I wasn’t afraid of work. I wanted a job in high school, but I was only ever allowed to babysit because my father thought it would prepare me to stay home and raise kids. There wasn’t anything wrong with that, but I very much didn’t want to do that with my life.

This could work. I wasn’t sure how much I agreed with me being a reincarnated god or original. One of the reasons I was backpacking through Europe while the IRS sorted my dad was that they didn’t price gouge insulin here and I could afford it. My father constantly complained about it, like I could help having diabetes.

It caused all kinds of problems when I was younger and a bunch of bullies started all these rumors when the shit hit the fan in class because my blood sugar got too low. I was pretty sure my father only agreed to pay for the continuous glucose monitor that synced with my phone because he was worried about looking bad if something happened to me in church, but it was pretty awesome for me.

When the magic ice cream appeared, I knew it should be okay to eat even with my insulin back at the hostel because I was feeling clammy and things were getting weirder. They grabbed me before I could eat or do anything. If I needed insulin, the other people here should, too, right? They should have some if I needed it.

It was my father talking. He’d already been disappointed I wasn’t a son who would play on the high school football team and then go to seminary school. I was an only child, and I was a girl. Then, I got diagnosed with diabetes when I was five and he acted like I was defective.

But that was stupid. Professor Mykene said I had the birthmark like everyone else. So, I could be a god or an original with diabetes. Fuck my father.

I’d tuned out the good-looking guy who was running his mouth about his money and how he’d never give this school a dime. He seemed to think he was important and there would be people coming to fetch him. It was a shame that the pretty ones were always entitled assholes.

My hand shot up because not only did someone need to shut this guy up, if we were going to be camping and doing trials, there were certain things that needed to happen. I was betting the trials were about surviving other supernaturals, not me going dying because of my diabetes.

My insulin was sitting back at the hostel in the kitchen. I was going to have to get more soon, or those trials were going to be the least of my worries.

“Enough!” Headmaster Mykene yelled. “We are perfectly aware of who you are. We were able to take you because your parents let us. Now, sit down and shut up. Yes, Sage?”

I wasn’t super pleased to be spreading my business among all these people, but she mentioned we’d be doing our trials in teams. It wasn’t safe to keep that a secret from my teammates because I might need their help.

“I had insulin at the hostel you took me from. I can’t be without it and I can’t skip meals. I’m willing to do the trials, but I need accommodations. I’m not asking for special treatment, but I’m not going out there knowing I’m going to die because I have diabetes.”

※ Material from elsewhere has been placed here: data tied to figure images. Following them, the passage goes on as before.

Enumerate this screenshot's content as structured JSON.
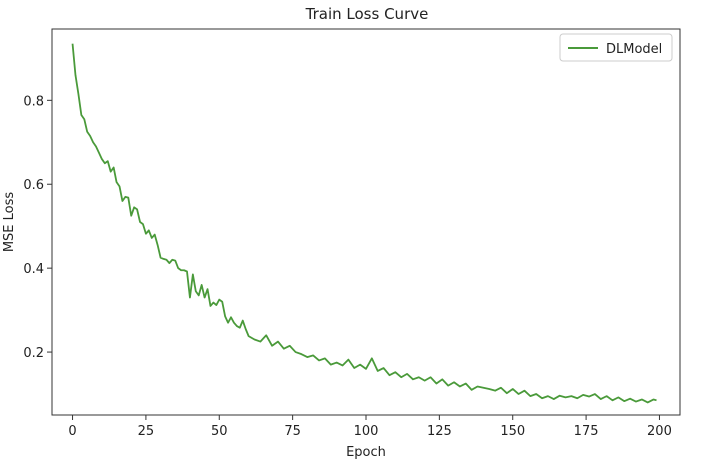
{
  "chart_data": {
    "type": "line",
    "title": "Train Loss Curve",
    "xlabel": "Epoch",
    "ylabel": "MSE Loss",
    "xlim": [
      -7,
      207
    ],
    "ylim": [
      0.05,
      0.97
    ],
    "xticks": [
      0,
      25,
      50,
      75,
      100,
      125,
      150,
      175,
      200
    ],
    "yticks": [
      0.2,
      0.4,
      0.6,
      0.8
    ],
    "ytick_labels": [
      "0.2",
      "0.4",
      "0.6",
      "0.8"
    ],
    "grid": false,
    "legend_position": "top-right",
    "series": [
      {
        "name": "DLModel",
        "color": "#4a9a3a",
        "x": [
          0,
          1,
          2,
          3,
          4,
          5,
          6,
          7,
          8,
          9,
          10,
          11,
          12,
          13,
          14,
          15,
          16,
          17,
          18,
          19,
          20,
          21,
          22,
          23,
          24,
          25,
          26,
          27,
          28,
          29,
          30,
          31,
          32,
          33,
          34,
          35,
          36,
          37,
          38,
          39,
          40,
          41,
          42,
          43,
          44,
          45,
          46,
          47,
          48,
          49,
          50,
          51,
          52,
          53,
          54,
          55,
          56,
          57,
          58,
          59,
          60,
          62,
          64,
          66,
          68,
          70,
          72,
          74,
          76,
          78,
          80,
          82,
          84,
          86,
          88,
          90,
          92,
          94,
          96,
          98,
          100,
          102,
          104,
          106,
          108,
          110,
          112,
          114,
          116,
          118,
          120,
          122,
          124,
          126,
          128,
          130,
          132,
          134,
          136,
          138,
          140,
          142,
          144,
          146,
          148,
          150,
          152,
          154,
          156,
          158,
          160,
          162,
          164,
          166,
          168,
          170,
          172,
          174,
          176,
          178,
          180,
          182,
          184,
          186,
          188,
          190,
          192,
          194,
          196,
          198,
          199
        ],
        "values": [
          0.935,
          0.86,
          0.815,
          0.765,
          0.755,
          0.725,
          0.715,
          0.7,
          0.69,
          0.675,
          0.66,
          0.65,
          0.655,
          0.63,
          0.64,
          0.605,
          0.595,
          0.56,
          0.57,
          0.568,
          0.525,
          0.545,
          0.54,
          0.51,
          0.505,
          0.482,
          0.49,
          0.472,
          0.48,
          0.455,
          0.425,
          0.422,
          0.42,
          0.412,
          0.42,
          0.418,
          0.4,
          0.395,
          0.395,
          0.392,
          0.33,
          0.385,
          0.345,
          0.335,
          0.36,
          0.33,
          0.35,
          0.31,
          0.318,
          0.312,
          0.325,
          0.32,
          0.285,
          0.27,
          0.283,
          0.27,
          0.262,
          0.258,
          0.275,
          0.255,
          0.238,
          0.23,
          0.225,
          0.24,
          0.215,
          0.225,
          0.208,
          0.215,
          0.2,
          0.195,
          0.188,
          0.192,
          0.18,
          0.185,
          0.17,
          0.175,
          0.168,
          0.182,
          0.162,
          0.17,
          0.16,
          0.185,
          0.155,
          0.162,
          0.145,
          0.152,
          0.14,
          0.148,
          0.135,
          0.14,
          0.132,
          0.14,
          0.125,
          0.135,
          0.12,
          0.128,
          0.118,
          0.125,
          0.11,
          0.118,
          0.115,
          0.112,
          0.108,
          0.115,
          0.102,
          0.112,
          0.1,
          0.108,
          0.095,
          0.1,
          0.09,
          0.095,
          0.088,
          0.096,
          0.092,
          0.095,
          0.09,
          0.098,
          0.094,
          0.1,
          0.088,
          0.095,
          0.085,
          0.092,
          0.083,
          0.089,
          0.082,
          0.087,
          0.08,
          0.087,
          0.085
        ]
      }
    ]
  }
}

“Yes, that was one of the things I was going to talk to you about in private. We have everyone’s medical records and that’s how I knew the mark on your neck was removed. We’re aware of your situation. There are some diseases that only affect humans and some that are supernatural diseases. There are other types of diseases that affects us both.

“We have magical remedies and healing tonics for plenty of things, but we don’t have cures for diabetes or cancer either. The healer on campus is well versed in supernatural maladies and things that affect all of us.

“She’s reviewed your file, and we’d never do this unless you consent, but she can do an insulin pump that will help you during the trials as long as you don’t blow through your rations. She can also help maintain it while you are here.”

Wild. They drugged me and kidnapped me, but I guess they had some lines. It was a decent offer. My pediatrician recommended one and kept recommending it as I got older and had issues, but my father thought it was too expensive, even though he was one of those pastors with the mega mansion and private jets. I wanted one, though, and there was no way I could afford it or the upkeep after I went to college back in the United States if I got one in Europe.

But I loved the countries I’d visited so far. If I went to college here, I might love it enough to never go home.

“Yes, I want it.”

I wanted to stay, even if it meant doing these trials.